Organoids to model the endometrium: implantation and beyond.

Despite advances in assisted reproductive techniques in the 4 decades since the first human birth after in vitro fertilisation, 1-2% of couples experience recurrent implantation failure, and some will never achieve a successful pregnancy even in the absence of a confirmed dysfunction. Furthermore, 1-2% of couples who do conceive, either naturally or with assistance, will experience recurrent early loss of karyotypically normal pregnancies. In both cases, embryo-endometrial interaction is a clear candidate for exploration. The impossibility of studying implantation processes within the human body has necessitated the use of animal models and cell culture approaches. Recent advances in 3-dimensional modelling techniques, namely the advent of organoids, present an exciting opportunity to elucidate the unanswerable within human reproduction. In this review, we will explore the ontogeny of implantation modelling and propose a roadmap to application and discovery. LAY SUMMARY: A significant number of couples experience either recurrent implantation failure or recurrent pregnancy loss. Often, no underlying disorder can be identified. In both cases, the interaction of the embryo and maternal tissues is key. The lining of the womb, the endometrium, becomes receptive to embryo implantation during each menstrual cycle and provides a nourishing and supportive environment to support ongoing pregnancy. It is not possible to study early pregnancy directly, therefore, modelling embryo-endometrium interactions in the laboratory is essential if we wish to understand where this goes wrong.
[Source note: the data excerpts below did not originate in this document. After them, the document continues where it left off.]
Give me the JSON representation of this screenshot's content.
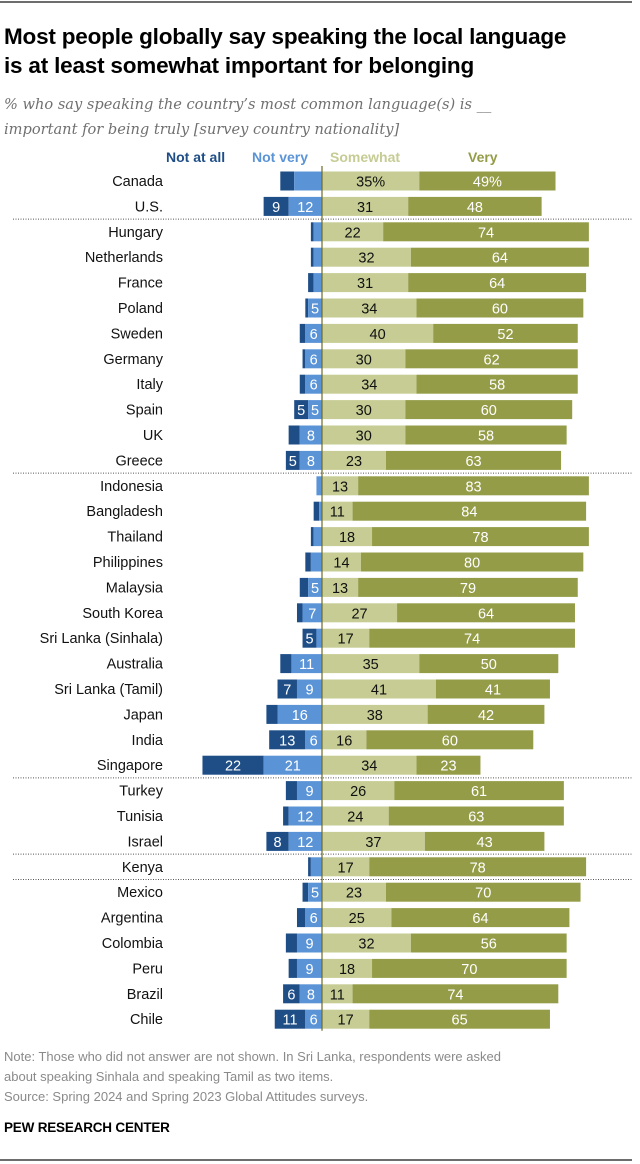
{
  "header": {
    "title_line1": "Most people globally say speaking the local language",
    "title_line2": "is at least somewhat important for belonging",
    "subtitle_line1": "% who say speaking the country’s most common language(s) is __",
    "subtitle_line2": "important for being truly [survey country nationality]"
  },
  "colors": {
    "not_at_all": "#1f4e87",
    "not_very": "#5b94d6",
    "somewhat": "#c6cc93",
    "very": "#949c48",
    "axis": "#6b6b2a"
  },
  "chart_data": {
    "type": "bar",
    "orientation": "horizontal",
    "stacked": "diverging",
    "title": "Most people globally say speaking the local language is at least somewhat important for belonging",
    "xlabel": "",
    "ylabel": "",
    "unit": "%",
    "legend": [
      "Not at all",
      "Not very",
      "Somewhat",
      "Very"
    ],
    "legend_placement": "top",
    "group_breaks_after": [
      "U.S.",
      "Greece",
      "Singapore",
      "Israel",
      "Kenya"
    ],
    "rows": [
      {
        "country": "Canada",
        "not_at_all": 5,
        "not_very": 10,
        "somewhat": 35,
        "very": 49,
        "labels": {
          "not_at_all": "",
          "not_very": "",
          "somewhat": "35%",
          "very": "49%"
        }
      },
      {
        "country": "U.S.",
        "not_at_all": 9,
        "not_very": 12,
        "somewhat": 31,
        "very": 48,
        "labels": {
          "not_at_all": "9",
          "not_very": "12",
          "somewhat": "31",
          "very": "48"
        }
      },
      {
        "country": "Hungary",
        "not_at_all": 1,
        "not_very": 3,
        "somewhat": 22,
        "very": 74,
        "labels": {
          "not_at_all": "",
          "not_very": "",
          "somewhat": "22",
          "very": "74"
        }
      },
      {
        "country": "Netherlands",
        "not_at_all": 1,
        "not_very": 3,
        "somewhat": 32,
        "very": 64,
        "labels": {
          "not_at_all": "",
          "not_very": "",
          "somewhat": "32",
          "very": "64"
        }
      },
      {
        "country": "France",
        "not_at_all": 2,
        "not_very": 3,
        "somewhat": 31,
        "very": 64,
        "labels": {
          "not_at_all": "",
          "not_very": "",
          "somewhat": "31",
          "very": "64"
        }
      },
      {
        "country": "Poland",
        "not_at_all": 1,
        "not_very": 5,
        "somewhat": 34,
        "very": 60,
        "labels": {
          "not_at_all": "",
          "not_very": "5",
          "somewhat": "34",
          "very": "60"
        }
      },
      {
        "country": "Sweden",
        "not_at_all": 2,
        "not_very": 6,
        "somewhat": 40,
        "very": 52,
        "labels": {
          "not_at_all": "",
          "not_very": "6",
          "somewhat": "40",
          "very": "52"
        }
      },
      {
        "country": "Germany",
        "not_at_all": 1,
        "not_very": 6,
        "somewhat": 30,
        "very": 62,
        "labels": {
          "not_at_all": "",
          "not_very": "6",
          "somewhat": "30",
          "very": "62"
        }
      },
      {
        "country": "Italy",
        "not_at_all": 2,
        "not_very": 6,
        "somewhat": 34,
        "very": 58,
        "labels": {
          "not_at_all": "",
          "not_very": "6",
          "somewhat": "34",
          "very": "58"
        }
      },
      {
        "country": "Spain",
        "not_at_all": 5,
        "not_very": 5,
        "somewhat": 30,
        "very": 60,
        "labels": {
          "not_at_all": "5",
          "not_very": "5",
          "somewhat": "30",
          "very": "60"
        }
      },
      {
        "country": "UK",
        "not_at_all": 4,
        "not_very": 8,
        "somewhat": 30,
        "very": 58,
        "labels": {
          "not_at_all": "",
          "not_very": "8",
          "somewhat": "30",
          "very": "58"
        }
      },
      {
        "country": "Greece",
        "not_at_all": 5,
        "not_very": 8,
        "somewhat": 23,
        "very": 63,
        "labels": {
          "not_at_all": "5",
          "not_very": "8",
          "somewhat": "23",
          "very": "63"
        }
      },
      {
        "country": "Indonesia",
        "not_at_all": 0,
        "not_very": 2,
        "somewhat": 13,
        "very": 83,
        "labels": {
          "not_at_all": "",
          "not_very": "",
          "somewhat": "13",
          "very": "83"
        }
      },
      {
        "country": "Bangladesh",
        "not_at_all": 2,
        "not_very": 1,
        "somewhat": 11,
        "very": 84,
        "labels": {
          "not_at_all": "",
          "not_very": "",
          "somewhat": "11",
          "very": "84"
        }
      },
      {
        "country": "Thailand",
        "not_at_all": 1,
        "not_very": 3,
        "somewhat": 18,
        "very": 78,
        "labels": {
          "not_at_all": "",
          "not_very": "",
          "somewhat": "18",
          "very": "78"
        }
      },
      {
        "country": "Philippines",
        "not_at_all": 2,
        "not_very": 4,
        "somewhat": 14,
        "very": 80,
        "labels": {
          "not_at_all": "",
          "not_very": "",
          "somewhat": "14",
          "very": "80"
        }
      },
      {
        "country": "Malaysia",
        "not_at_all": 3,
        "not_very": 5,
        "somewhat": 13,
        "very": 79,
        "labels": {
          "not_at_all": "",
          "not_very": "5",
          "somewhat": "13",
          "very": "79"
        }
      },
      {
        "country": "South Korea",
        "not_at_all": 2,
        "not_very": 7,
        "somewhat": 27,
        "very": 64,
        "labels": {
          "not_at_all": "",
          "not_very": "7",
          "somewhat": "27",
          "very": "64"
        }
      },
      {
        "country": "Sri Lanka (Sinhala)",
        "not_at_all": 5,
        "not_very": 2,
        "somewhat": 17,
        "very": 74,
        "labels": {
          "not_at_all": "5",
          "not_very": "",
          "somewhat": "17",
          "very": "74"
        }
      },
      {
        "country": "Australia",
        "not_at_all": 4,
        "not_very": 11,
        "somewhat": 35,
        "very": 50,
        "labels": {
          "not_at_all": "",
          "not_very": "11",
          "somewhat": "35",
          "very": "50"
        }
      },
      {
        "country": "Sri Lanka (Tamil)",
        "not_at_all": 7,
        "not_very": 9,
        "somewhat": 41,
        "very": 41,
        "labels": {
          "not_at_all": "7",
          "not_very": "9",
          "somewhat": "41",
          "very": "41"
        }
      },
      {
        "country": "Japan",
        "not_at_all": 4,
        "not_very": 16,
        "somewhat": 38,
        "very": 42,
        "labels": {
          "not_at_all": "",
          "not_very": "16",
          "somewhat": "38",
          "very": "42"
        }
      },
      {
        "country": "India",
        "not_at_all": 13,
        "not_very": 6,
        "somewhat": 16,
        "very": 60,
        "labels": {
          "not_at_all": "13",
          "not_very": "6",
          "somewhat": "16",
          "very": "60"
        }
      },
      {
        "country": "Singapore",
        "not_at_all": 22,
        "not_very": 21,
        "somewhat": 34,
        "very": 23,
        "labels": {
          "not_at_all": "22",
          "not_very": "21",
          "somewhat": "34",
          "very": "23"
        }
      },
      {
        "country": "Turkey",
        "not_at_all": 4,
        "not_very": 9,
        "somewhat": 26,
        "very": 61,
        "labels": {
          "not_at_all": "",
          "not_very": "9",
          "somewhat": "26",
          "very": "61"
        }
      },
      {
        "country": "Tunisia",
        "not_at_all": 2,
        "not_very": 12,
        "somewhat": 24,
        "very": 63,
        "labels": {
          "not_at_all": "",
          "not_very": "12",
          "somewhat": "24",
          "very": "63"
        }
      },
      {
        "country": "Israel",
        "not_at_all": 8,
        "not_very": 12,
        "somewhat": 37,
        "very": 43,
        "labels": {
          "not_at_all": "8",
          "not_very": "12",
          "somewhat": "37",
          "very": "43"
        }
      },
      {
        "country": "Kenya",
        "not_at_all": 1,
        "not_very": 4,
        "somewhat": 17,
        "very": 78,
        "labels": {
          "not_at_all": "",
          "not_very": "",
          "somewhat": "17",
          "very": "78"
        }
      },
      {
        "country": "Mexico",
        "not_at_all": 2,
        "not_very": 5,
        "somewhat": 23,
        "very": 70,
        "labels": {
          "not_at_all": "",
          "not_very": "5",
          "somewhat": "23",
          "very": "70"
        }
      },
      {
        "country": "Argentina",
        "not_at_all": 3,
        "not_very": 6,
        "somewhat": 25,
        "very": 64,
        "labels": {
          "not_at_all": "",
          "not_very": "6",
          "somewhat": "25",
          "very": "64"
        }
      },
      {
        "country": "Colombia",
        "not_at_all": 4,
        "not_very": 9,
        "somewhat": 32,
        "very": 56,
        "labels": {
          "not_at_all": "",
          "not_very": "9",
          "somewhat": "32",
          "very": "56"
        }
      },
      {
        "country": "Peru",
        "not_at_all": 3,
        "not_very": 9,
        "somewhat": 18,
        "very": 70,
        "labels": {
          "not_at_all": "",
          "not_very": "9",
          "somewhat": "18",
          "very": "70"
        }
      },
      {
        "country": "Brazil",
        "not_at_all": 6,
        "not_very": 8,
        "somewhat": 11,
        "very": 74,
        "labels": {
          "not_at_all": "6",
          "not_very": "8",
          "somewhat": "11",
          "very": "74"
        }
      },
      {
        "country": "Chile",
        "not_at_all": 11,
        "not_very": 6,
        "somewhat": 17,
        "very": 65,
        "labels": {
          "not_at_all": "11",
          "not_very": "6",
          "somewhat": "17",
          "very": "65"
        }
      }
    ]
  },
  "footer": {
    "note_line1": "Note: Those who did not answer are not shown. In Sri Lanka, respondents were asked",
    "note_line2": "about speaking Sinhala and speaking Tamil as two items.",
    "source": "Source:  Spring 2024 and Spring 2023 Global Attitudes surveys.",
    "credit": "PEW RESEARCH CENTER"
  }
}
Advances in the lab have resulted in the development of organoids in culture: 3D cellular structures that represent the characteristics of a particular tissue or organ. We describe past and present models of the endometrium and propose a roadmap for future work with organoid models, from fundamental understanding of the endometrial function and implantation processes to the development of therapeutics to improve pregnancy outcomes and gynaecological health.